= Meja Road =

Meja Road is an eastern part of the Prayagraj district and very well connected with the city by road and Indian railways. Meja Road has its railway station 1 km away from downtown in the north which is on the Prayagraj – Pandit Deen Dayal Upadhyaya Nagar section of the Northern Railway in Uttar Pradesh, India, between Unchdih and Bhirpur stations. It connects with Sirsa, Ramnagar, Unchdeeh(North), Prayagraj City (West), Meja (South) and Mirzapur (East) by road. It is 35 km far from the Prayagraj city and comes under Meja constituency. Hindi, Urdu, and English are the languages that are spoken in Meja Road. The dialect of Hindi spoken in Meja Road is Awadhi and all major religions are practiced here. Hindus comprise 86.81% and Muslims 12.72%. There are small groups of Christians, Sikhs, and Buddhists with 0.18%, 0.13%, and 0.04% of the population, respectively. Education in Meja Road – B.N.T. Inter College and some more colleges are providing a good educational platform.

Ram Nagar (Shakti Peeth) is in North-side of Meja Road. It is 5 km from MejaRoad. Ram Nagar is famous for Mata Sheetala Mandir.
Many Hindu temples and pilgrimage are near to Meja Road.

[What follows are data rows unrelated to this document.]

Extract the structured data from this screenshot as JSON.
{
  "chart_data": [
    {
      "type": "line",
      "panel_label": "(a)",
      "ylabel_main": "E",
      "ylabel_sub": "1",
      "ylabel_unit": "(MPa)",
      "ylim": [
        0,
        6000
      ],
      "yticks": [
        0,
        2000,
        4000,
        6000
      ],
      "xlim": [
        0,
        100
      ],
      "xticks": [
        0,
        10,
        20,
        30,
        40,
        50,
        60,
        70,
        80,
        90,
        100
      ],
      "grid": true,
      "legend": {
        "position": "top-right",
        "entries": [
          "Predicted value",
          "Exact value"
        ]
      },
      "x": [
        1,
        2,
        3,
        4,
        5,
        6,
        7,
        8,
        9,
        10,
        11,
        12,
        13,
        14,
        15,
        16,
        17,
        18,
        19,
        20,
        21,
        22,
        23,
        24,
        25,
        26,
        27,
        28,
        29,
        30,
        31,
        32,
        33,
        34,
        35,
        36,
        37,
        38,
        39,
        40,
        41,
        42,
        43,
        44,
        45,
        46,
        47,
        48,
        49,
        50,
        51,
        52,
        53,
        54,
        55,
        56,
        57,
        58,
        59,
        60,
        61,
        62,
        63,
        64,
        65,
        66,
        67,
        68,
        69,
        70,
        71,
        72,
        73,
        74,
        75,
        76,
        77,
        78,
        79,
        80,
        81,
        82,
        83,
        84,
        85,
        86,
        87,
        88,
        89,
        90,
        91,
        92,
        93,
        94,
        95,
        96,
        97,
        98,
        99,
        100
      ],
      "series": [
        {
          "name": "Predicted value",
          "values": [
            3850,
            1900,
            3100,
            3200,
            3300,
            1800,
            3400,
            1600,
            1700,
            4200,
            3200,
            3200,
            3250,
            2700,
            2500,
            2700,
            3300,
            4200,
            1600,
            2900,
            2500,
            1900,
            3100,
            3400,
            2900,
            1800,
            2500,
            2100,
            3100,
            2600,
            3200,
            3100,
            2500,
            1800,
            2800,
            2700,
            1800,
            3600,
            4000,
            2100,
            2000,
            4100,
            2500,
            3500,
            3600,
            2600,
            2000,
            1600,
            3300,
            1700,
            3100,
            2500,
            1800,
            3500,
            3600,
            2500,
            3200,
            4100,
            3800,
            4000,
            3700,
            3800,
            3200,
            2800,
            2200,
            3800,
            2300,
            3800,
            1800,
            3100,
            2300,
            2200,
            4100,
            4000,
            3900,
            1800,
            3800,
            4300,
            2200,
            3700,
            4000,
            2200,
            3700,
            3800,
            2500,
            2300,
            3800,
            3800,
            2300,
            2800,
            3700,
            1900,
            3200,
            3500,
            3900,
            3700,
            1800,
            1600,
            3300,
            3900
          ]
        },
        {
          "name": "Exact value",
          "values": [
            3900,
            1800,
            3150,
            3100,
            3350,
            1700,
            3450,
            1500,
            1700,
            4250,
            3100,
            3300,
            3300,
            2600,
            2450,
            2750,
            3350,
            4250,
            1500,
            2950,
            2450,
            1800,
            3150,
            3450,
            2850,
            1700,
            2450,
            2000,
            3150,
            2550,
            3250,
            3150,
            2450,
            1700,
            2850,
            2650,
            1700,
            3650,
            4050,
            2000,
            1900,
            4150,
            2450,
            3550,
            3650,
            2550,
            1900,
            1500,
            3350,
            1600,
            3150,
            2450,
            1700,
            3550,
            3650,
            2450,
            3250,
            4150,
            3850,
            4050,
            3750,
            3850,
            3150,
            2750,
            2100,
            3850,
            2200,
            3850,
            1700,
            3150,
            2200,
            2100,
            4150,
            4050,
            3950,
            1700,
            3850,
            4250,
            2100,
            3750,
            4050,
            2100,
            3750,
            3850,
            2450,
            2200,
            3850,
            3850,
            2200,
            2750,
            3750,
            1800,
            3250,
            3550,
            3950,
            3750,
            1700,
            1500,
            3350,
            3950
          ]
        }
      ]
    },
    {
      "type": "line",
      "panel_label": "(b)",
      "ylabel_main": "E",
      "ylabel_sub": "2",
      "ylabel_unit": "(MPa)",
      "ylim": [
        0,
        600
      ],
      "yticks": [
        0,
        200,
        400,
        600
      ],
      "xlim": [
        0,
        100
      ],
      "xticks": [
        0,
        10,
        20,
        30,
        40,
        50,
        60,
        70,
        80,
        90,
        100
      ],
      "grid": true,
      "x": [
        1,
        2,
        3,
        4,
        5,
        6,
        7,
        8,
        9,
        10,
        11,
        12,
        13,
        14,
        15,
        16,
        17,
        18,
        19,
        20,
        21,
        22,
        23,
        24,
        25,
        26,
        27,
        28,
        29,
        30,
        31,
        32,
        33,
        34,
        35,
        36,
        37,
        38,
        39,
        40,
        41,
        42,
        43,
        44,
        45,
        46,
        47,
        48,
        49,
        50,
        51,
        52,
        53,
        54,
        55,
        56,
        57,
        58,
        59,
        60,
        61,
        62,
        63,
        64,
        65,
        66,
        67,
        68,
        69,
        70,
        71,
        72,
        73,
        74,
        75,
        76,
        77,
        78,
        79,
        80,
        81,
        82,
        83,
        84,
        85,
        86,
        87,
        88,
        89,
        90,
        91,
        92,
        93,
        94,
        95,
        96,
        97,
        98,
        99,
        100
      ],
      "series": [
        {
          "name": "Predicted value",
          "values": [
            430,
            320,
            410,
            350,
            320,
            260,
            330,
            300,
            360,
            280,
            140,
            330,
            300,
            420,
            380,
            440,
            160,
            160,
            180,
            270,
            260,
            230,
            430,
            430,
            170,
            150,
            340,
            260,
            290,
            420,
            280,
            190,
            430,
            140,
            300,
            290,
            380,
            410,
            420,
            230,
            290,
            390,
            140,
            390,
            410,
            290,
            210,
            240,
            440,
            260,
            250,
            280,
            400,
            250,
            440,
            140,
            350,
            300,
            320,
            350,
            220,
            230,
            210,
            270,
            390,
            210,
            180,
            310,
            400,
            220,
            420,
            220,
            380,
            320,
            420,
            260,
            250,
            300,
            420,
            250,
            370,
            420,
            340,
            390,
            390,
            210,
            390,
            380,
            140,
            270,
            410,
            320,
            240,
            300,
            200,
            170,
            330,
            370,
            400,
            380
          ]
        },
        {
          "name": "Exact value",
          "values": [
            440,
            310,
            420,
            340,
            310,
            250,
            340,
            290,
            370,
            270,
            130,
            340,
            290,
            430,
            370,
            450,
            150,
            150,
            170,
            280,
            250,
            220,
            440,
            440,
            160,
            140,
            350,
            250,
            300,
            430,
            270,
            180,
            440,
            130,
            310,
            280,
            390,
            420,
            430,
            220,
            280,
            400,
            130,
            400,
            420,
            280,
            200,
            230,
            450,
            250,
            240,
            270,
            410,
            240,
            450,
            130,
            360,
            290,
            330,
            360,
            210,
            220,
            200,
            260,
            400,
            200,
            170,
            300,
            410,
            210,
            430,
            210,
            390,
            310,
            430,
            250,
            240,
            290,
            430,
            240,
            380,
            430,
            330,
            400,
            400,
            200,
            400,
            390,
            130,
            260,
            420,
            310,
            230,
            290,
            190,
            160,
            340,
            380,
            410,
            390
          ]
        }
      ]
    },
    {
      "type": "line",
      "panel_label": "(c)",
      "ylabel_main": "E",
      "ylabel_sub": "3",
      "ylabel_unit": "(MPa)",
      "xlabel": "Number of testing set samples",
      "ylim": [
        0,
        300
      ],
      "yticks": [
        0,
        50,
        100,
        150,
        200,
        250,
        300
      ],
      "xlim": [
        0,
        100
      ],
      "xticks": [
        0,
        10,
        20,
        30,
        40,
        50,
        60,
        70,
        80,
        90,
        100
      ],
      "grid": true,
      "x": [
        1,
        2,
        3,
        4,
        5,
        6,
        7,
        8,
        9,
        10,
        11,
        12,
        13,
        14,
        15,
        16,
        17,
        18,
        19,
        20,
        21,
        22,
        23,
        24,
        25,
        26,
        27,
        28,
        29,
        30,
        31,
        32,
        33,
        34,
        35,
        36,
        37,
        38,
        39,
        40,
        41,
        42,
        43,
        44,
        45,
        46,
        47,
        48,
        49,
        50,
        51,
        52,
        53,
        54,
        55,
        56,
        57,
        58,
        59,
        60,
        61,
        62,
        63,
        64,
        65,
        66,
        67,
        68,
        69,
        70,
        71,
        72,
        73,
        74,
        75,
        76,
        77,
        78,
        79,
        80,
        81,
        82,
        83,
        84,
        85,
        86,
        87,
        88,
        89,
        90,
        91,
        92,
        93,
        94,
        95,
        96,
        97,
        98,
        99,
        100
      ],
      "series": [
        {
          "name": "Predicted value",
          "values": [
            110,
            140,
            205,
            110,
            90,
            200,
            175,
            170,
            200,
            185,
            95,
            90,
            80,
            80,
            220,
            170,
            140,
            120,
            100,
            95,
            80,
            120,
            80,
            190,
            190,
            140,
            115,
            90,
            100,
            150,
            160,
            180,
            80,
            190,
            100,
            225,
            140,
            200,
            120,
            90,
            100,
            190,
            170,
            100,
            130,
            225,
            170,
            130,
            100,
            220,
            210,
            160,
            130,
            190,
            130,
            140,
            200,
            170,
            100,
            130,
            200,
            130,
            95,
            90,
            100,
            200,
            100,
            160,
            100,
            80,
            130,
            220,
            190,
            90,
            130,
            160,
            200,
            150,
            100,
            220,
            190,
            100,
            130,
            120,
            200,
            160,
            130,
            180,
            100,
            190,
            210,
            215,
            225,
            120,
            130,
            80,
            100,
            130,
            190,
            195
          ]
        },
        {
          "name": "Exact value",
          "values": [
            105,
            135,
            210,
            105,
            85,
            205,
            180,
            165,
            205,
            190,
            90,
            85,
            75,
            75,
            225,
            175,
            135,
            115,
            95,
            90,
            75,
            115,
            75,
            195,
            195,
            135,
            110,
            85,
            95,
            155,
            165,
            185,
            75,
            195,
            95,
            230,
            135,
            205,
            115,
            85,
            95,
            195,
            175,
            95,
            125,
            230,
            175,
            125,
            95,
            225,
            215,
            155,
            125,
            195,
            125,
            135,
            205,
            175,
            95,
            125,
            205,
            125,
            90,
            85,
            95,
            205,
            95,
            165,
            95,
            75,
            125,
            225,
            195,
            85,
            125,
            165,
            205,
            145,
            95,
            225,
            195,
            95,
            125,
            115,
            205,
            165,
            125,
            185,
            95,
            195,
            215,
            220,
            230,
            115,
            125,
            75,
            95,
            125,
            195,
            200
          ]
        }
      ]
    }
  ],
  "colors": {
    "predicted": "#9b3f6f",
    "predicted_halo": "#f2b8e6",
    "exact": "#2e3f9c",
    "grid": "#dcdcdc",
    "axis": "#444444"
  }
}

Mejaroad has Sidh Hanuman Ji Temple on Panti station road, Pravachan organized every year in the month of Karthik(October) by Temple Prashasan.
Late Pt Ram Kripal upadhyay freedom Fighter and Block pramukh Meja.

==Climate==
Meja Road features the typical version of a humid subtropical climate that is common across the north-central part of India. It experiences three seasons: hot dry summer, cool dry winter, and warm humid monsoon. The summer season lasts from April to June with the maximum temperatures ranging from 40 C to 45 C. Monsoon begins in early July and lasts till September. The winter season lasts from December to February. Temperatures rarely drop to the freezing point. Maximum temperatures are around 22 C and minimum around 10 C. It also witnesses severe fog in January resulting in massive traffic and travel delays. It does not snow in Meja Road. Lowest temperature recorded, −2 C; highest 48 C.